Todo más tosco, pero más comprensible para mí que los sofisticados artilugios que había visto en la Sala Armilar de Constantinopla, pues yo conocía instrumentos similares, aunque no de ese tamaño, de mis viajes por los reinos moros. Los infieles los denominaban alcoras y los usaban habitualmente para sus cálculos astrológicos.
La sala era una vasta pieza circular que mediría unas veinticinco varas de diámetro; poyos de adobe compactado se extendían pegados a la pared, e inmediatamente sobre éstos empezaban las pinturas y llegaban hasta el mismo cimborrio, situado a diez varas de altura.
Por el suelo estaban diseminados los restos de doce sacerdotes más. Me acerqué a uno de los muros; una enredadera trepaba por él, medio cubriendo unos maravillosos frescos, una composición con numerosos personajes que representaba un gran ejército que avanzaba hacia el sol.
Aquellos frescos habían sido realizados por un gran artista.

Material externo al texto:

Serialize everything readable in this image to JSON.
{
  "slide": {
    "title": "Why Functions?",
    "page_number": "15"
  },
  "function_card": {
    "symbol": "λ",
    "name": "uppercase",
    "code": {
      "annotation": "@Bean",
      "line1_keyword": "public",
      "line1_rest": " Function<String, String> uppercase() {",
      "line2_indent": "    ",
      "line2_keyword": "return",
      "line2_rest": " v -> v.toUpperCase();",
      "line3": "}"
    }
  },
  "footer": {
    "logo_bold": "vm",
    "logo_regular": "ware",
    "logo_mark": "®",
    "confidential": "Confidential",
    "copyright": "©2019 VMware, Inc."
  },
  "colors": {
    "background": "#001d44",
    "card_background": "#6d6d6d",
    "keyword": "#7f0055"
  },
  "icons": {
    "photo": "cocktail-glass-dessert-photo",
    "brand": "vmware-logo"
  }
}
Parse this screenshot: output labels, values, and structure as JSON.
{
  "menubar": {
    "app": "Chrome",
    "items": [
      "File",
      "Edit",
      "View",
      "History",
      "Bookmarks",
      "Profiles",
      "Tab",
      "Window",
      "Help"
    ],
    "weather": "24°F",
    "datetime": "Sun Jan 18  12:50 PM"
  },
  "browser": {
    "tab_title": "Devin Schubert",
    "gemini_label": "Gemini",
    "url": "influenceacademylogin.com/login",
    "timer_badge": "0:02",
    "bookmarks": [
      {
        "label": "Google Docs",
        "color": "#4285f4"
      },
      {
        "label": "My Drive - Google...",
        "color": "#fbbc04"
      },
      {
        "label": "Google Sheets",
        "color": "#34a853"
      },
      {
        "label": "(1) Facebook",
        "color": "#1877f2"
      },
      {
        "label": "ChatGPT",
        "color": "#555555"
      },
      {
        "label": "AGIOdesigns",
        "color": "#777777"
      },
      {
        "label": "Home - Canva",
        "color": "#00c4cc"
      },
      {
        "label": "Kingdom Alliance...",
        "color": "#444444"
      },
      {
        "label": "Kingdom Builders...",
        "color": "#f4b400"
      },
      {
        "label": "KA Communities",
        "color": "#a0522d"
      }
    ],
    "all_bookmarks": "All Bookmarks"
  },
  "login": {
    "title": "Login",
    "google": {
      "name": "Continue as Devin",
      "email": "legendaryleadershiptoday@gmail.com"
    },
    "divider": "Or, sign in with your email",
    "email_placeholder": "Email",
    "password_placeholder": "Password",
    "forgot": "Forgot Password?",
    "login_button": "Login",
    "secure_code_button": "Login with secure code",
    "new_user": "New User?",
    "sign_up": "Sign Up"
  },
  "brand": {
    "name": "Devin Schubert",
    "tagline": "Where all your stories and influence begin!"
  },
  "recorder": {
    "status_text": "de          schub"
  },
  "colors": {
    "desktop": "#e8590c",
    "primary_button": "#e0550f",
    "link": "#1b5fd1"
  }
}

Sorprendía su maestría e ingenio en el manejo de su técnica para representar los cabellos, las barbas, los vestidos y adornos personales con la máxima economía de trazos, mediante algunos rasgos atrevidos y, sin embargo, extraordinariamente expresivos. Las figuras destacaban en tonos naranja y dorado sobre un fondo azul cobalto. Eran hoplitas griegos, vistiendo armaduras de planchas y yelmos empenachados; y al frente de ellos, cabalgando un carro decorado con perlas y placas de oro, un joven general cubierto con una armadura dorada, armado con una espada y un puñal metidos en sus lujosas vainas. Su cabeza noble y hermosa estaba levemente inclinada sobre su hombro izquierdo; tal y como describió Plutarco. Yo había visto muchas representaciones de aquel hombre y de aquella armadura, por lo que no tuve ninguna dificultad en leer la inscripción bajo el carro. Decía simplemente: «Alejandro Magno». Junto a él, viajando en el mismo carro, un hombre anciano y barbudo, vestido con una toga y que llevaba un instrumento en sus manos. Era un astrolabio llano; una proyección estereográfica de la esfera celeste sobre el plano del Ecuador. Un instrumento muy popular en nuestros días para quienes solemos estudiar los cielos, pero que tiene su origen en la Antigua Grecia.
¿Quién era entonces aquel hombre que parecía guiar el camino del gran Alejandro?
Visitamos el resto de los templos; el de planta cuadrada rematado también en bóveda, decorada con estrellas y planetas, y pinturas en los muros. Así mismo, encontramos momias de sacerdotes acurrucados en el suelo como centinelas dormidos.
En esta ocasión la cúpula no tenía una abertura cenital, sino que le faltaba todo un segmento longitudinal, como el gajo de una naranja. La cúpula entera parecía haber sido montada sobre un artilugio mecánico, realizado en bronce o cobre, cuya función parecía ser la de posibilitarle girar horizontalmente. Pero estos engranajes estaban tan inutilizados por el orín y la arena acumulada durante siglos como los del primer templo.